REPUBLIKA.CO.ID, SOLO -- Persatuan Diabetes Indonesia (Persadia) menyatakan sekitar 75 persen penderita diabetes tidak terdeteksi sejak awal sehingga tidak melakukan pengobatan secara teratur. "Ini data secara nasional, kalau data kami dari total penderita diabetes baru 25 persen yang sudah berobat," kata Ketua Persadia Kota Surakarta Sugiarto di sela jumpa pers tentang peringatan Hari Diabetes Sedunia, Jumat (16/11).
Ia mengatakan dari tahun ke tahun jumlah penderita diabetes terus mengalami kenaikan. Terakhir kenaikannya mencapai delapan persen. Menurut dia, saat ini satu dari 12 orang di Indonesia mengidap diabetes.

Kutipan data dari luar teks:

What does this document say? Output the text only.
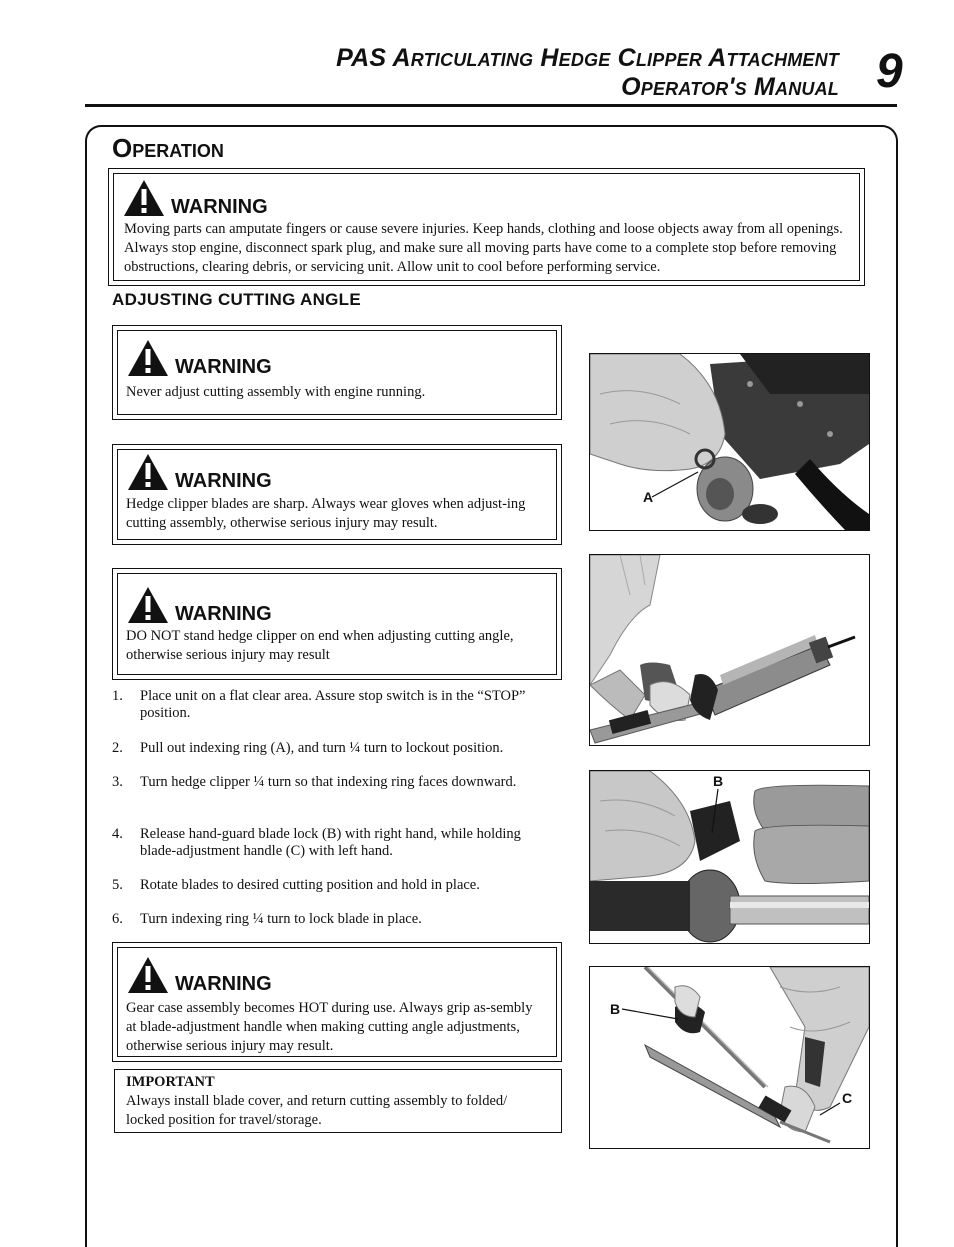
PAS Articulating Hedge Clipper Attachment
Operator's Manual 9
Operation
WARNING
Moving parts can amputate fingers or cause severe injuries. Keep hands, clothing and loose objects away from all openings. Always stop engine, disconnect spark plug, and make sure all moving parts have come to a complete stop before removing obstructions, clearing debris, or servicing unit. Allow unit to cool before performing service.
ADJUSTING CUTTING ANGLE
WARNING
Never adjust cutting assembly with engine running.
WARNING
Hedge clipper blades are sharp. Always wear gloves when adjust-ing cutting assembly, otherwise serious injury may result.
WARNING
DO NOT stand hedge clipper on end when adjusting cutting angle, otherwise serious injury may result
1. Place unit on a flat clear area. Assure stop switch is in the “STOP” position.
2. Pull out indexing ring (A), and turn ¼ turn to lockout position.
3. Turn hedge clipper ¼ turn so that indexing ring faces downward.
4. Release hand-guard blade lock (B) with right hand, while holding blade-adjustment handle (C) with left hand.
5. Rotate blades to desired cutting position and hold in place.
6. Turn indexing ring ¼ turn to lock blade in place.
WARNING
Gear case assembly becomes HOT during use. Always grip as-sembly at blade-adjustment handle when making cutting angle adjustments, otherwise serious injury may result.
IMPORTANT
Always install blade cover, and return cutting assembly to folded/ locked position for travel/storage.
A
B
B
C
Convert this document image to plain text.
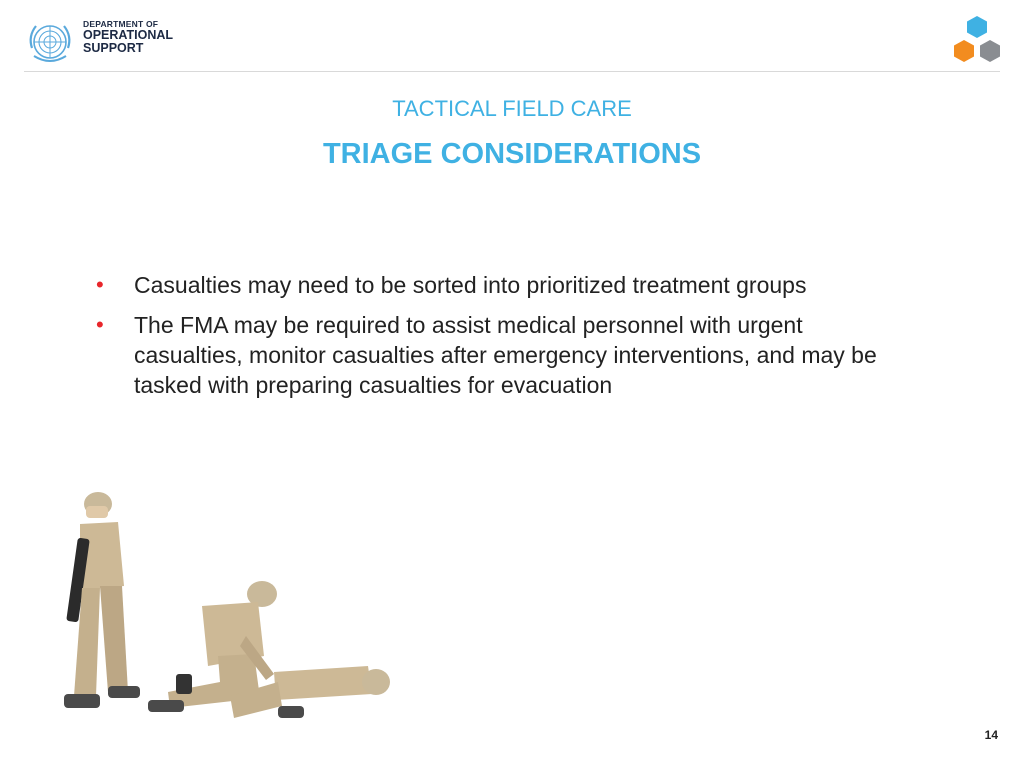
DEPARTMENT OF
OPERATIONAL
SUPPORT
TACTICAL FIELD CARE
TRIAGE CONSIDERATIONS
• Casualties may need to be sorted into prioritized treatment groups
• The FMA may be required to assist medical personnel with urgent casualties, monitor casualties after emergency interventions, and may be tasked with preparing casualties for evacuation
14
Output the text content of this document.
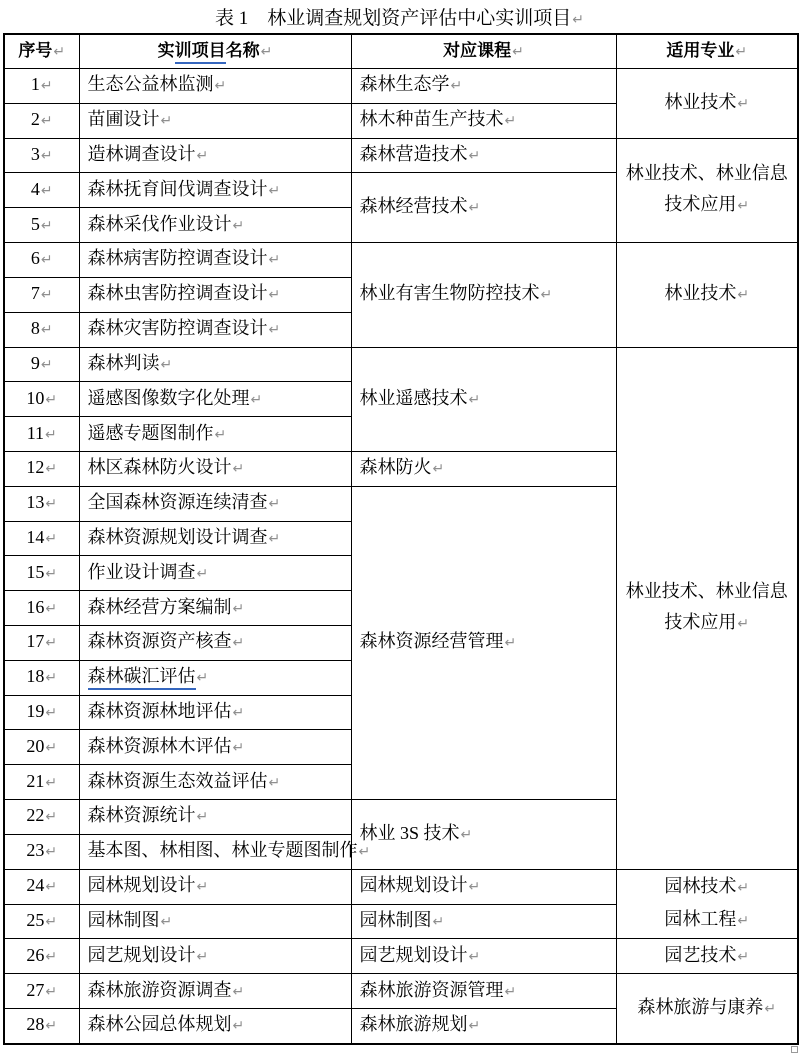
表 1　林业调查规划资产评估中心实训项目↵
序号↵	实训项目名称↵	对应课程↵	适用专业↵
1↵	生态公益林监测↵	森林生态学↵	林业技术↵

2↵	苗圃设计↵	林木种苗生产技术↵	
3↵	造林调查设计↵	森林营造技术↵	林业技术、林业信息技术应用↵

4↵	森林抚育间伐调查设计↵	森林经营技术↵	
5↵	森林采伐作业设计↵		
6↵	森林病害防控调查设计↵	林业有害生物防控技术↵	林业技术↵

7↵	森林虫害防控调查设计↵		
8↵	森林灾害防控调查设计↵		
9↵	森林判读↵	林业遥感技术↵	林业技术、林业信息技术应用↵

10↵	遥感图像数字化处理↵		
11↵	遥感专题图制作↵		
12↵	林区森林防火设计↵	森林防火↵	
13↵	全国森林资源连续清查↵	森林资源经营管理↵	
14↵	森林资源规划设计调查↵		
15↵	作业设计调查↵		
16↵	森林经营方案编制↵		
17↵	森林资源资产核查↵		
18↵	森林碳汇评估↵		
19↵	森林资源林地评估↵		
20↵	森林资源林木评估↵		
21↵	森林资源生态效益评估↵		
22↵	森林资源统计↵	林业 3S 技术↵	
23↵	基本图、林相图、林业专题图制作↵		
24↵	园林规划设计↵	园林规划设计↵	园林技术↵
园林工程↵

25↵	园林制图↵	园林制图↵	
26↵	园艺规划设计↵	园艺规划设计↵	园艺技术↵

27↵	森林旅游资源调查↵	森林旅游资源管理↵	森林旅游与康养↵

28↵	森林公园总体规划↵	森林旅游规划↵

"Melihat kondisi tersebut, masyarakat harus diberikan penyuluhan. Ini untuk mengetahui penyebab diabetes, salah satunya pola hidup yang tidak sehat," katanya.
Ia mengatakan saat ini banyak orang yang memilih hidangan restoran atau cepat saji yang diolah dengan cara digoreng, dibakar, dan dioven. Menurut dia, pengolahan dengan cara tersebut merupakan sumber radikal bebas.
"Akhirnya menyebabkan racun dan merusak tubuh kita. Pankreas kena racun membuat tubuh kita kekurangan insulin dan akhirnya kadar gula meningkat," katanya.
Selain itu, makanan yang diolah akan berdampak pada hilangnya vitamin dan sari makanan sehingga kadar mineral berkurang. Ia mengimbau masyarakat banyak mengonsumsi buah dan sayuran mentah.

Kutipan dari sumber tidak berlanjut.